A Relação Especial para a Liberdade de Expressão da Comissão Interamericana de Direitos Humanos (RELE) sinalizou que, na América Latina, aumentou significativamente a censura através das denúncias ou demandas contra os jornalistas.(6) Sobre esta afirmação, no relatório anual de 2019, a RELE afirmou que “os jornalistas que investigam casos de corrupção ou atuações indevidas de autoridades públicas não devem ser brancos de caso judicial ou outro tipo de hostilidade como represália por seu trabalho”.(7) Além disso, na Declaração Conjunta de 2021 sobre líderes políticos, pessoas que exercem função pública e liberdade de expressão, foi estabelecido que deve ser garantido que “os tribunais são facultados, e é uma petição da pessoa demandada ou de ofício, para desestimar, de forma resumida e em uma fase temprana do procedimento, as demandas por difamação que implicam declarações sobre assuntos de interesse público que não têm uma possibilidade realista de sucesso (exigências estratégicas contra a participação pública o SLAPPs)”.(8) Recentemente, na Declaração Conjunta sobre liberdade de expressão e justiça de gênero, foi indicado que os Estados deveriam “despenalizar todas as ações de difamación e injúrias, e promulgar uma legislação exaustiva para desalentar os casos de difamación vistostórios ou frívolos e as demandas estratégicas contra a participação pública (SLAPPs) que pretendem intimidar e silenciar às mulheres e apartarlas da participação pública.”(9)

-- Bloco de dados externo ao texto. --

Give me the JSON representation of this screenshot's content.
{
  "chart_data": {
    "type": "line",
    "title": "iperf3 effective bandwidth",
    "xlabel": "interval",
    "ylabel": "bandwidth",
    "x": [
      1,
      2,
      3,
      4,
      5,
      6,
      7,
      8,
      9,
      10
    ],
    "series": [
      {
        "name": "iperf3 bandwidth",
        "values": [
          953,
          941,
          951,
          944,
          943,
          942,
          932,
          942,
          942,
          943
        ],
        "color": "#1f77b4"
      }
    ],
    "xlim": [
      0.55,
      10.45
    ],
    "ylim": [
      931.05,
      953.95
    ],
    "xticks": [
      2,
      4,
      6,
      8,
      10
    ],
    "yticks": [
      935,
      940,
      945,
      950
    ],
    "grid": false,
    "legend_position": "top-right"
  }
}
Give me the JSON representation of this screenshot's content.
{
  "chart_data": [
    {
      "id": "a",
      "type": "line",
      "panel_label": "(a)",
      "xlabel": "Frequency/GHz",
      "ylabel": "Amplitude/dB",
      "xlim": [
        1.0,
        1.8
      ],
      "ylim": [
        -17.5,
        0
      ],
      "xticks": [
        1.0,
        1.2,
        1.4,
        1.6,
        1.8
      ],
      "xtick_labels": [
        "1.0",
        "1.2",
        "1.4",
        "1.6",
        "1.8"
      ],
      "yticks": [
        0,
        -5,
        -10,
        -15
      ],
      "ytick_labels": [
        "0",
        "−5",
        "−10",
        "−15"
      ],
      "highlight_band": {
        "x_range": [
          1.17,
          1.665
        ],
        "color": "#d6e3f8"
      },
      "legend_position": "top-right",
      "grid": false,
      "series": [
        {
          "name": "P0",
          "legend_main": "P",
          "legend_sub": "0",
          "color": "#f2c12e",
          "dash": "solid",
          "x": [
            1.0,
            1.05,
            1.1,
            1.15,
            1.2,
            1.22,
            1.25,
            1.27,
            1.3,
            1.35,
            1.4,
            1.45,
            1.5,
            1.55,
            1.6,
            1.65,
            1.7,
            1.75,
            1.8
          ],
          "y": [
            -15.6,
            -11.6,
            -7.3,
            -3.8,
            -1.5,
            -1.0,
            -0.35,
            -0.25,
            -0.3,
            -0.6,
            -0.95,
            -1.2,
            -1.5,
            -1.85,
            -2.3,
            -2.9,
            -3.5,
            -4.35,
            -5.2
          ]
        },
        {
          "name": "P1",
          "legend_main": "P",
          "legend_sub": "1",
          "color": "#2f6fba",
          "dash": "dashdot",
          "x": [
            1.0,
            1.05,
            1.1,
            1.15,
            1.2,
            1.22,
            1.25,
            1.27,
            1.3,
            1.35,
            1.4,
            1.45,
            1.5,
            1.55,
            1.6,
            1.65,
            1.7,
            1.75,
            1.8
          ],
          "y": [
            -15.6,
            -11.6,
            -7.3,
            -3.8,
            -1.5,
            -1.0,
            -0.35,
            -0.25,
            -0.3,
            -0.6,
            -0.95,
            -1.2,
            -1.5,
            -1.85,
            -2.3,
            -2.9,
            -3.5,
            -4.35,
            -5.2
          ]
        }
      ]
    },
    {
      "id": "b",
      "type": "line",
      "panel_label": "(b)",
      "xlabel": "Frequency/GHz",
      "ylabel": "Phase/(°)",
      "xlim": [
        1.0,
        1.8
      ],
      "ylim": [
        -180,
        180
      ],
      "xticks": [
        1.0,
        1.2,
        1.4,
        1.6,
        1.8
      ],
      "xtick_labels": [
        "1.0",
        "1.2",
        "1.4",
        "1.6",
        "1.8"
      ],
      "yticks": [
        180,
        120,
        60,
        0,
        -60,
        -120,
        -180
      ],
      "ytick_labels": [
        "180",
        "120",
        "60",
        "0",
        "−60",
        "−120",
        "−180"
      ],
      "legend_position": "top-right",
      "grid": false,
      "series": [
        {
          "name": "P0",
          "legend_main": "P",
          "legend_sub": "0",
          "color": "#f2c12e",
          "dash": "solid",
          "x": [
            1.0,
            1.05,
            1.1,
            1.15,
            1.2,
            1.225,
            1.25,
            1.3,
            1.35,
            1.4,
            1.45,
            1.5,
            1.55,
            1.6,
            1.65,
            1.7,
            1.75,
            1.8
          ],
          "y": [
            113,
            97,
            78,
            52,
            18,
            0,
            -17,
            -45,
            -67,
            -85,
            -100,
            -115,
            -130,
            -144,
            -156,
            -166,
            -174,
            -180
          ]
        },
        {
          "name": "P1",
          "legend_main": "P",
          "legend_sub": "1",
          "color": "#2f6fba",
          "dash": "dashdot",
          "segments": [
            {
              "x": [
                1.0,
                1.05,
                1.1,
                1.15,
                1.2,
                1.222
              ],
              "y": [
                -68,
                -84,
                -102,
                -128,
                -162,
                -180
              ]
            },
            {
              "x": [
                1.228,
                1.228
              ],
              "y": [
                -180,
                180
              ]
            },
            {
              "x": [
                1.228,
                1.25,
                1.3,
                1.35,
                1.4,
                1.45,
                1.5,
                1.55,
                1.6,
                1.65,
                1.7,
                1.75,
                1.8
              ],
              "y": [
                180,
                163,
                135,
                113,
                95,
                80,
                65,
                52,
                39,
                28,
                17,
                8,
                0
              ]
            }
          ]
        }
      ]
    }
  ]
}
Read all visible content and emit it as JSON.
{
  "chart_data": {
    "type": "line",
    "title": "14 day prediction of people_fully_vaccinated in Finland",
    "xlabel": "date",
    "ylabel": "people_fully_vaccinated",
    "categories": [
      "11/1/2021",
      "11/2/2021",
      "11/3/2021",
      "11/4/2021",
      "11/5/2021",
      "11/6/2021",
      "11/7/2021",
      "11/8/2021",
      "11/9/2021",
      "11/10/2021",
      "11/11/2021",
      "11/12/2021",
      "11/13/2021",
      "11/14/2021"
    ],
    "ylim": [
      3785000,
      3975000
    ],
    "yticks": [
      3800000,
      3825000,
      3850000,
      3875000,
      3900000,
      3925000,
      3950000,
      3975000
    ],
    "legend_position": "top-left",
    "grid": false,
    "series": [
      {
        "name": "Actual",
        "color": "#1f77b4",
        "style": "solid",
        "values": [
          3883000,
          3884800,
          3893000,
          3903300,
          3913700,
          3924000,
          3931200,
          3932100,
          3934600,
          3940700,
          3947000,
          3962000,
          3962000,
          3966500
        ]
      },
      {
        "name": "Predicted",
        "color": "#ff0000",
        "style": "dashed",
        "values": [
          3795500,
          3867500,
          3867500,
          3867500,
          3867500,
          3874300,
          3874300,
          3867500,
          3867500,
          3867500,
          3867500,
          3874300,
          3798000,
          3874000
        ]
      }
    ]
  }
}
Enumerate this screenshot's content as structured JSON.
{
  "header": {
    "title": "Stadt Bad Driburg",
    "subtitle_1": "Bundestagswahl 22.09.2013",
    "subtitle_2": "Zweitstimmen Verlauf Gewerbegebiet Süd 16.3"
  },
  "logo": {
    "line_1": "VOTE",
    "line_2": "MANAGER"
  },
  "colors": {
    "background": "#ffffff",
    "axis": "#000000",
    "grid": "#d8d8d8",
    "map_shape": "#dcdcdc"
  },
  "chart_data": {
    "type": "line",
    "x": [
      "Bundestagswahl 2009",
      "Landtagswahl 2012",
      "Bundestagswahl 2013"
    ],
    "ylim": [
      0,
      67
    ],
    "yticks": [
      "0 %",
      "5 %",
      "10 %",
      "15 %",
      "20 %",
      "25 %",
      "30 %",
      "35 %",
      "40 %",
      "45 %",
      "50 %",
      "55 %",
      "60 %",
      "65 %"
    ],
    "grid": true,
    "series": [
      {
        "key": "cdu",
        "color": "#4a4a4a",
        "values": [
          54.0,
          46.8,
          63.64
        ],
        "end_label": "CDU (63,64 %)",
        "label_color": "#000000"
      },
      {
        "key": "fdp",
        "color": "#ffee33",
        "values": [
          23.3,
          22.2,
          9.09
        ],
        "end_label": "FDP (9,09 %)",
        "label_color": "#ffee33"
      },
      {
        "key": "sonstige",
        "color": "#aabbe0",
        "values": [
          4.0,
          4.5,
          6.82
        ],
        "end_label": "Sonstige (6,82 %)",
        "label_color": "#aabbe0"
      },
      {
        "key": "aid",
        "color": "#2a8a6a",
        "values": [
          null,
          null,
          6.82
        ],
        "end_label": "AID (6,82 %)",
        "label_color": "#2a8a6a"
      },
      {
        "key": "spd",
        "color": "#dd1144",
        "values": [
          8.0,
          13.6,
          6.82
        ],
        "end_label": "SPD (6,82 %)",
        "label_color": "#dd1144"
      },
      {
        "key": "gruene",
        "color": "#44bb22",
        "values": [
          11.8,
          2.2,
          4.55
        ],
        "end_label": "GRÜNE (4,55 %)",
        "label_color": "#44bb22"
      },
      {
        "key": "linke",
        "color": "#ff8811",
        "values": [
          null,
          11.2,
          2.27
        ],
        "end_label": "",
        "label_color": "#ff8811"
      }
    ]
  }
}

Os sistemas regionais de direitos humanos também foram alertados sobre os riscos do caso judicial para a liberdade de expressão. O Tribunal Europeu de Direitos Humanos se aprofundou no efeito inibidor que pode ter sanções distintas sobre a liberdade de expressão. Para o TEDH, o efeito inibidor pode surgir pelo meio com sanções penais,(10) al pago de indenizações civis de proporções impredecíveis(11) a sanções civis moderadas,(12) as simbólicas.(13) Além disso, o TEDH recentemente estima importante considerar a crescente preocupação sobre os riscos que acarreiam para a democracia os processos iniciados com a finalidade de limitar a participação pública e o desequilíbrio de poder entre partes como um elemento para a análise sobre a existência de uma finalidade de uma sanção.(14) Por sua parte, a Corte Interamericana de Direitos Humanos sinalizou que os debates característicos da liberdade de expressão devem ser judicializados de maneira excepcional, simplesmente porque o mecanismo orgânico para sua resolução é o debate público onde a cidade pode ter também acesso à controvérsia para sua correta tomada de decisões.(15)
Recentemente, no caso Palácio x Equador, a Corte IDH demonstrou que o uso de mecanismos judiciais se transformou em uma forma de judicializar a liberdade de expressão e é uma nova forma de amenaza contra os discursos de interesse públicos:
“O Tribunal considera que a recorrência de operações públicas antes de instâncias judiciais para apresentar demandas por delitos de calúnia ou injúria, não com o objetivo de obter uma retificação, mas de silenciar as críticas feitas a respeito de suas atuações na esfera pública, constitui uma amenaza à liberdade de expressão. participação pública), constitui um uso abusivo dos mecanismos judiciais que devem ser regulados e controlados pelos Estados, com o objetivo de permitir o exercício efetivo da liberdade de expressão”.(16)
Um caso muito conhecido na Colômbia sobre o abuso do sistema judicial é o ataque coordenado contra o jornalista Juan Pablo Barrientos por parte de sacerdotes que tentaram chamar sua investigação sobre pederastia no interior da Igreja Católica. Em 2019, o periódico foi notificado de três tutelas pela publicação de seu livro Deixe que as crianças me vençam.(17) Além disso, em 2021 o jornalista deveria atender a vários processos de tutela que fingiam violar a reserva da fonte e censurar a publicação de seu livro Este es el cordero de Dios.(18)
Um número limitado de Estados, como Estados Unidos e Canadá,(19) adotaram legislações anti SLAPP para garantir a proteção da liberdade de expressão, o que permite que os casos sejam protegidos rapidamente e/ou que os demandados reclamem os custos do demandante. Igualmente, a Comissão Europeia redigiu uma proposta de diretiva que protegia jornalistas e defensores de direitos humanos do SLAPP.(20)
Existe a necessidade de uma adoção muito mais generalizada de contos de fadas para proteger o discurso crítico e a liberdade de expressão.